Almendra asintió: —Sí.
Braulio hizo una pausa, sin saber qué más decir, así que optó por: —Voy a dar otra vuelta.
Todo aquí era alta tecnología, simplemente más allá de su comprensión.
En cuanto Braulio se fue, Fabián miró a Almendra, quien mantenía su expresión tranquila, y no pudo evitar decir: —¿Él viene aquí seguido?
Almendra soltó un «mjum»: —Viene a hacer experimentos, y además, este lugar necesita a alguien que lo cuide.
Gael solía venir una vez a la semana; estaba muy ocupado y solo tenía tiempo los fines de semana.

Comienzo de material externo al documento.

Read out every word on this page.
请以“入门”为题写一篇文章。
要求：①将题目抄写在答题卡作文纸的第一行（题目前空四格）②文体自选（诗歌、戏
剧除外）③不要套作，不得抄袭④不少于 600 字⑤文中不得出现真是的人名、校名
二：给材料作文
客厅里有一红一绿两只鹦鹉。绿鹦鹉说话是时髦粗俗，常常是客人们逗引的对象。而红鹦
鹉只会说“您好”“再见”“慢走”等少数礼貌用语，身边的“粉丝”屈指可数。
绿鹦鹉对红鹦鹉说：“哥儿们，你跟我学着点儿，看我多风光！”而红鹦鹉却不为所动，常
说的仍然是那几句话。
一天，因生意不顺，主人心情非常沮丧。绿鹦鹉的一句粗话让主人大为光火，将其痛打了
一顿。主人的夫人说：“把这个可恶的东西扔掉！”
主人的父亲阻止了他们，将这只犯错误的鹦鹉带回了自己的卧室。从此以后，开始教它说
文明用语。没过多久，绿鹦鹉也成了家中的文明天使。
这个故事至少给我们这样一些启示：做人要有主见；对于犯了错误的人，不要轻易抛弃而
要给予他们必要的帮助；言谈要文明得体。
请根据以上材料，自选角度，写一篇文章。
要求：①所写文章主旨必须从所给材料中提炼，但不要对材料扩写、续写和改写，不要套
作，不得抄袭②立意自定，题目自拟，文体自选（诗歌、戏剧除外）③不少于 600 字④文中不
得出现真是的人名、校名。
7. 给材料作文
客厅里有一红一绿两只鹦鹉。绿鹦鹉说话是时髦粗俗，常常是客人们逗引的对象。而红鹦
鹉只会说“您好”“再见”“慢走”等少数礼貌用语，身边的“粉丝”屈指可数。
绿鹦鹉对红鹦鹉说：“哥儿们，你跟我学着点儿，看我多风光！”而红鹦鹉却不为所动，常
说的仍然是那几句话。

Fabián sintió una crisis sin precedentes.
Este Gael parecía aún más difícil de tratar que aquel Ricardo.
Después de todo, la relación de Ricardo con Almendra no era tan cercana y no tenían tanto contacto.
Pero Gael era diferente; prácticamente vivía en la casa de Almendra, venía seguido y ¡tenía autenticación de iris!
Ese no es un privilegio que cualquiera pueda obtener.
Y de todos esos privilegios, él no tenía ni uno.
—Si no hubiéramos ido a ver a Braulio hoy, ¿cuándo planeabas traerme a visitar este lugar?
Aunque la pregunta era dolorosa, Fabián no pudo evitar hacerla.
Almendra escuchó esto y soltó una risita: —¿Me está fallando el olfato o de verdad huele a puros celos aquí?
Fabián: ... ¿Tan obvio era?
Al ver que Fabián estaba casi cuestionando su propia existencia, Almendra tuvo que explicar: —En realidad no hay mucho que ver, yo misma no vengo muy seguido. Hoy solo quería darle a Braulio un espacio para relajarse, por eso lo traje.
Si Almendra no lo hubiera dicho, habría estado bien, pero al abrir la boca, los celos de Fabián se intensificaron: —Entonces, si no fuera por Braulio, ¿todavía no planeabas traerme?
—¿Hay algún problema? —parpadeó Almendra.